O Judaismo Humanista é a pratica da liberdade e dignidade humana
Por: Prof. Jacob Lichts (Doutor, Professor Associado da Universidade de Tel Aviv) e Prof. André Neher (Doutor em Filosofia, Doutor em Medicina e Rabino, Professor de História e Fiolsofia na Universidade de Strasbourg e na Universidade de Tel Aviv)
NA BÍBLIA
Não existe um conceito abstrato e abrangente na Bíblia que encontre paralelo com o conceito moderno de “ética”. O termo musar que designa “ética” no Hebraico mais recente, na Bíblia indica meramente a função educacional desempenhada pelo pai (Prov. 1:8), com um significado próximo ao da “repreensão”. Na Bíblia, as exigências éticas são consideradas como sendo parte essencial das exigências de D’us aos homens. Esta conexão tão próxima dos campos ético e religioso (embora os dois não sejam completamente identificados) é uma das principais características da Bíblia, consequentemente a ética ocupa uma posição central em toda a Bíblia. Da mesma forma, a Bíblia teve uma influência decisiva sobre a formação da ética na cultura européia em geral direta ou indiretamente, através dos ensinamentos éticos na literatura apócrifa[1] e no Novo Testamento que se baseiam na ética bíblica.
Ética social.
O mandamento para evitar causar injustiça a um ser humano ou fazer mal ao fraco é fundamental à ética bíblica.
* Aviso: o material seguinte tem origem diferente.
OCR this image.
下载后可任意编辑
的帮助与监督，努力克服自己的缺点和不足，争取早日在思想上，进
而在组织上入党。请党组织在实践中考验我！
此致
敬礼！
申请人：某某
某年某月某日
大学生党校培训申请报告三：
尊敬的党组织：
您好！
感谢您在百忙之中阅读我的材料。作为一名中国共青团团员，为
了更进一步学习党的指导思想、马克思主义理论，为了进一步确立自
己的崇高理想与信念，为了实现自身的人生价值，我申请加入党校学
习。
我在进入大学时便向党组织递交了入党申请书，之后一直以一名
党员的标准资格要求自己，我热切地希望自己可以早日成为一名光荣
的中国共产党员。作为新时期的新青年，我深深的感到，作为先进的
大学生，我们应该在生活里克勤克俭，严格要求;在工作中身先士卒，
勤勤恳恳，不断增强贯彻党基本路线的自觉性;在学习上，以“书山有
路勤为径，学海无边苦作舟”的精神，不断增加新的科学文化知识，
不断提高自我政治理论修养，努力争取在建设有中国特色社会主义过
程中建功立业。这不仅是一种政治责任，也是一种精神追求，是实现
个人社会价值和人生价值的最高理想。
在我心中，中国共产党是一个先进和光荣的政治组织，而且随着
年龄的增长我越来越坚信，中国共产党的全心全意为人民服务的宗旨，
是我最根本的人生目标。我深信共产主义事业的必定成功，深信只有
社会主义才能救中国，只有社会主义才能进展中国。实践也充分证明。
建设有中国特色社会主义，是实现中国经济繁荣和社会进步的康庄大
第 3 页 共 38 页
A maior parte dos mandamentos éticos especificados na Bíblia pertencem a esta categoria: a devida justiça (Ex. 23:1-2; Deut. 16:18-20); evitar subornos (por exemplo, Ex. 23:8), roubos e opressão (Ex. 22:20; Deut.24:14); a defesa da viúva e do órfão; o comportamento demonstrando compaixão para com o escravo; e a proibição de bisbilhotar. Acrescidos a estes estavam as ordens para sustentar os pobres (Deut. 15:7-11), alimentar os famintos e vestir os nús. (Isaías 58:7; Ezequiel, 18:7).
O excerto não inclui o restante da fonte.